The Senators vowed to fight to extend the Opportunity Scholarship Program (OSP) – which is set to expire after the 2009-2010 school year absent Congressional action.
“The D.C. Opportunity Scholarship Program has been an issue of great national debate,” Lieberman said. “In the midst of this debate are real people – real parents looking for the best for their children and real children with all the talent God gave them just looking for the opportunity to develop it.
“The standard for judging any education program should be whether it works, whether it improves the performance of students. That’s not a Democratic or Republican – or even an Independent — question. It is a factual question, based on scientific evaluations and test scores. And when we apply that non-ideological, non-partisan standard to the Opportunity Scholarship Program, my conclusion is that the program works.”

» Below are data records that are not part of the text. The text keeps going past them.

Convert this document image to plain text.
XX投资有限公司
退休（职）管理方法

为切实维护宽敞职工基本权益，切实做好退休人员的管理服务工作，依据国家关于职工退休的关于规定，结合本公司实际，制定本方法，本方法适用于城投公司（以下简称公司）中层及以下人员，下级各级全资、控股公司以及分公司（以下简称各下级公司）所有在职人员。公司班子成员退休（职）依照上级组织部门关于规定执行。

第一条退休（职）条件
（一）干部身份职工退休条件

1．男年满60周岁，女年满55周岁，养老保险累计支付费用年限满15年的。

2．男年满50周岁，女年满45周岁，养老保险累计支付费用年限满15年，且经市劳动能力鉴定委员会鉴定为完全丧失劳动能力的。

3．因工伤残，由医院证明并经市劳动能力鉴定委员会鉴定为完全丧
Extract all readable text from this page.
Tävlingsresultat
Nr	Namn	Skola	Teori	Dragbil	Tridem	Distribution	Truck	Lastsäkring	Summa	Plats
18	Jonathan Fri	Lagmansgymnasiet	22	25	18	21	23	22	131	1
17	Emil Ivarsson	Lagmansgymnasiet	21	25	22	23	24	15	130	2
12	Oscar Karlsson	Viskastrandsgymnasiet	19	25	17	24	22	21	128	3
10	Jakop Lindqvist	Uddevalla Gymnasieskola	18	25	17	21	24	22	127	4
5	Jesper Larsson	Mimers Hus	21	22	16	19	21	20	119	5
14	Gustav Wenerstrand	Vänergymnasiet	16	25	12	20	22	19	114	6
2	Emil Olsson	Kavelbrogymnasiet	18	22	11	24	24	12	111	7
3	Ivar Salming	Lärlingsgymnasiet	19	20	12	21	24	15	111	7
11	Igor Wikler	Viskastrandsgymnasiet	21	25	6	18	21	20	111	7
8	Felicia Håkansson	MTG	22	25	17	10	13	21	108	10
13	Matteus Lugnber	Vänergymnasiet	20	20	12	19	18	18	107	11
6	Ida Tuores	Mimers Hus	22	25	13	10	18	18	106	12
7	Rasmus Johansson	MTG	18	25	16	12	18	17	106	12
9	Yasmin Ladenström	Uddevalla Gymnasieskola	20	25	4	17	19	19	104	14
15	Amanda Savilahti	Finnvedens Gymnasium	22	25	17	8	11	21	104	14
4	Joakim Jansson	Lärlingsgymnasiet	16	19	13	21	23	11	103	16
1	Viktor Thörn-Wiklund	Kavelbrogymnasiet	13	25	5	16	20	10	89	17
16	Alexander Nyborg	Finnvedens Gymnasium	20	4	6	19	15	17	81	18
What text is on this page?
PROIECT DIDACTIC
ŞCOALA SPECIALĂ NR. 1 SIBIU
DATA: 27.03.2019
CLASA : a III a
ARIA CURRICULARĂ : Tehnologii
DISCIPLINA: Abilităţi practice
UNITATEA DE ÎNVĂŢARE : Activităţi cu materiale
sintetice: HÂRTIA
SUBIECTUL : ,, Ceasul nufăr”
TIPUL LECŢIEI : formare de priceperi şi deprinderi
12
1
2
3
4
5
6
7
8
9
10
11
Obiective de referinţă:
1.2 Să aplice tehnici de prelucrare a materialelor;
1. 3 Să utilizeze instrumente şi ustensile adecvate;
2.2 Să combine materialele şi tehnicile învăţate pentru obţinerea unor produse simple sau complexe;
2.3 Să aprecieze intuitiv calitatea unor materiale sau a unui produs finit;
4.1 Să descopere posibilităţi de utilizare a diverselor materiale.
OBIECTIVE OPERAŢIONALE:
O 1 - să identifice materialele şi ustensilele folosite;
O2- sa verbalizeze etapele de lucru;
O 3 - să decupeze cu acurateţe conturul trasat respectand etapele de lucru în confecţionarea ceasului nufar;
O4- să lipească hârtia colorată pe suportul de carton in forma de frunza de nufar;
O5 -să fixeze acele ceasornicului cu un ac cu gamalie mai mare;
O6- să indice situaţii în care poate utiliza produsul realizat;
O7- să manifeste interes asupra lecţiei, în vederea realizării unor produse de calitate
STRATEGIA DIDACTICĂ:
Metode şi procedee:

Collins said: “Experts have carefully studied the D.C. Opportunity Scholarship Program and concluded that the educational success of the program’s participants in reading has outpaced those in D.C. public schools. Under the Administration’s budget proposal, no new students would be permitted in the program although no federal funds are being diverted from public schools to this program. If Congress were to discontinue funding for D.C. opportunity scholarships, it is estimated that 86 percent of the students would be reassigned to schools that do not meet ‘adequate yearly progress’ goals in reading and math. We should not allow that to happen.”
At the hearing, titled “the D.C. Opportunity Scholarship Program: Preserving School Choice For All,” Patrick J. Wolf, who studied the program for the Institute of Education Sciences (IES) said that enrolled students showed statistically significant educational improvement. The program was one of only four out of 11 programs studied for IES under similarly rigorous procedures that showed statistically significant results.
Congress established the D.C. OSP in 2004 as part of a broader educational strategy to provide new funding in equal parts for D.C. public schools, charter schools, and the OSP. The program expires at the end of the 2009-2010 school year, but the Obama Administration announced it will support allowing those children already in the program to continue until they graduate. Senate Majority Leader Harry Reid has promised Lieberman a full Senate vote on reauthorizing the program before it expires.
“This debate is not about pitting private schools against public schools, and the Opportunity Scholarship Program diverts no public money from public schools,” Lieberman said. “Those who can afford to send their children to private schools when they are dissatisfied with the public schools they might otherwise go to do so for obvious reasons: to provide their children with the best education available. They do so as good parents who deeply care about their children’s future. So why should we deny that opportunity to lower-income parents who want the best for their children too?
“In America, it should not be a privilege for our children to get first rate educations. It should be a right. Without a quality education for all, there cannot be equality for all.”
Additional witnesses included: Latasha Bennett, the parent of an OSP student; two OSP participants, Tiffany Dunston and Ronald Holassie; Former D.C. Mayor Anthony A. Williams and Sidwell Friends Head of School Bruce B. Stewart.